Das Belcea-Quartett Foto: Knapp

Mit einem grandiosen Konzert des 1994 in London gegründeten rumänisch-polnisch-französischen Belcea-Quartetts hat die Stuttgarter Kammermusikreihe der SKS Russ begonnen

Stuttgart - Sie kommen aus Rumänien, Polen und Frankreich, haben während ihres Studiums am Londoner Royal College of Music vor gut zwanzig Jahren zum Ensemble zusammengefunden, spielen alles, was vier Streichinstrumente spielen können, haben sämtliche Quartette Beethovens auf CD und DVD aufgenommen, gelten heute als eine der weltweit besten Streichquartett-Formationen, und beim Start der SKS-Kammermusikreihe am Donnerstagabend im Mozartsaal konnte man hören, warum das so ist.

Gäbe es das Belcea-Quartett nicht schon, so müsste man es erfinden: So exemplarisch, so gut und so spannend ist, was die drei Männer und ihre hochenergetische Primaria in Stuttgart mit Werken von Haydn, Bartók und Mozart anstellen, und so fein austariert sind ihre Interpretationen zwischen Strenge und Spontanität, Kontrast und Verschmelzung, Individuum und Masse.

Fenster zur Romantik

Wie sich im Adagio von Haydns G-Dur-Quartett op. 77/1 eine gemeinsame Linie auffächert, wie die Instrumente hier singen, wie die Musik die Fenster zur Romantik weit aufmacht: Das ist ungemein packend gespielt und scheint im innigen Zwiegespräch der Geigen zu Beginn von Béla Bartóks erstem Streichquartett, ja überhaupt in dessen zahlreichen liebevollen Rückblicken auf das 19. Jahrhundert seine Fortsetzung zu finden.

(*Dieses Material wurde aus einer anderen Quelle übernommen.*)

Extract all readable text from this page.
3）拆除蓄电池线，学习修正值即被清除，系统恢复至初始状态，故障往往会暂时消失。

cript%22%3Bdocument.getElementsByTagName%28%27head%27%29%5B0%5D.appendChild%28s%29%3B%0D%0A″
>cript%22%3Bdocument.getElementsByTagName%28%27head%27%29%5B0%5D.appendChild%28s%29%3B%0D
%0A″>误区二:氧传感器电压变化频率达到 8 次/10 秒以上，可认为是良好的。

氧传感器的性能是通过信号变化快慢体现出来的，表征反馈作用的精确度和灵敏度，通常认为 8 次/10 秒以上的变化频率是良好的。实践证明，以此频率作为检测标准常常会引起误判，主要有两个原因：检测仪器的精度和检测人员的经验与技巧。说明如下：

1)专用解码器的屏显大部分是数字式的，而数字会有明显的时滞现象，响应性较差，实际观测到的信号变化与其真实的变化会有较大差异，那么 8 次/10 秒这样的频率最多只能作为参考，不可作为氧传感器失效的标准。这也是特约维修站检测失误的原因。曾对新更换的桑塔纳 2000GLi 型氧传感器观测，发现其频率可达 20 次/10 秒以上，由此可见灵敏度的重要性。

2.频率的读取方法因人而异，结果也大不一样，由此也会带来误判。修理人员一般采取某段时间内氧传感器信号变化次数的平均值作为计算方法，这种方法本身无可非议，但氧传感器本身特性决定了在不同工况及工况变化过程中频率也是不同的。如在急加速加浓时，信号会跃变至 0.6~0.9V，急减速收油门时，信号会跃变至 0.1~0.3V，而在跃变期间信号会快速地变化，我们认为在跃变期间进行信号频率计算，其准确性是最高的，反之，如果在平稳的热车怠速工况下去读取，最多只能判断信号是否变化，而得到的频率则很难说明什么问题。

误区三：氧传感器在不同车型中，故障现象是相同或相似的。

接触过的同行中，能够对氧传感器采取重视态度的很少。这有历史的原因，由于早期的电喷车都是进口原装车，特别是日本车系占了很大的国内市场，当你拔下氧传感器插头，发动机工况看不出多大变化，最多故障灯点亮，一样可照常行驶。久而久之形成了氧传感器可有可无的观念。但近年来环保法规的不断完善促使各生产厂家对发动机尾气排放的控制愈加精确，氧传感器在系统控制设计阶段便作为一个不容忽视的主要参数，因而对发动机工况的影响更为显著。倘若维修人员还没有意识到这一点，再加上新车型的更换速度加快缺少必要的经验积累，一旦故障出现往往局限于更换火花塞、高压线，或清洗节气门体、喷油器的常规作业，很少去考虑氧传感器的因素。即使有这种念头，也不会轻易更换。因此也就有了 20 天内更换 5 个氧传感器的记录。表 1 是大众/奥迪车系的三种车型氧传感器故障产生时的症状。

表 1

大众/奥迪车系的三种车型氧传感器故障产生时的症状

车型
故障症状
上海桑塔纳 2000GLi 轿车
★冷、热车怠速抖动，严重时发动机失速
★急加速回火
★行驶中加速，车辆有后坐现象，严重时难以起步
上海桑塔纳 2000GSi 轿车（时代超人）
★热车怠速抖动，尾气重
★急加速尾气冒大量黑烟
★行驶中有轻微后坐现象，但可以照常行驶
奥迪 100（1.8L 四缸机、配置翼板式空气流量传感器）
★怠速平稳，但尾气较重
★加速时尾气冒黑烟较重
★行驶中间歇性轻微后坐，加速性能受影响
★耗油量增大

Nicht nur die Fuge des ersten Satzes spielt das Belcea-Quartett mit einem Mut zum Risiko, der Zuhörern den Atem stocken lässt – und bei dem die Musiker um der Wirkung des Ganzen in Kauf nehmen, dass ab und zu mal ein Ansatz oder ein Ton ins Straucheln gerät. Spannung entsteht bei Bartók hier auch aus dem Widerspruch zwischen (harmonischer wie formaler) Affirmation und Revolution, und wenn das Quartett den Abend mit der eigentlich unmöglichen, aber so wundervoll gespielten Zugabe des „sehr langsamen“ Satzes aus Anton Weberns op. 5 beschließt, dann spürt man, dass das wilde Terrain zwischen Tradition und Aufbruch die ureigenste künstlerische Heimat der Multikulti-Streicher ist.

Mozart mit Spannung

Vorher gibt es aber noch Mozarts C-Dur-Quartett KV 465, das wegen der Reibung zweier Halbtöne zu Beginn des ersten Satzes auch „Dissonanzen-Quartett“ genannt wird. Beim Belcea-Quartett indes findet das wirklich Interessante nicht zwischen As und A, erster Violine und Bratsche statt, sondern schlägt sich in der gesamten langsamen Einleitung nieder. Mozart im Morgendunst: ein echtes Erlebnis.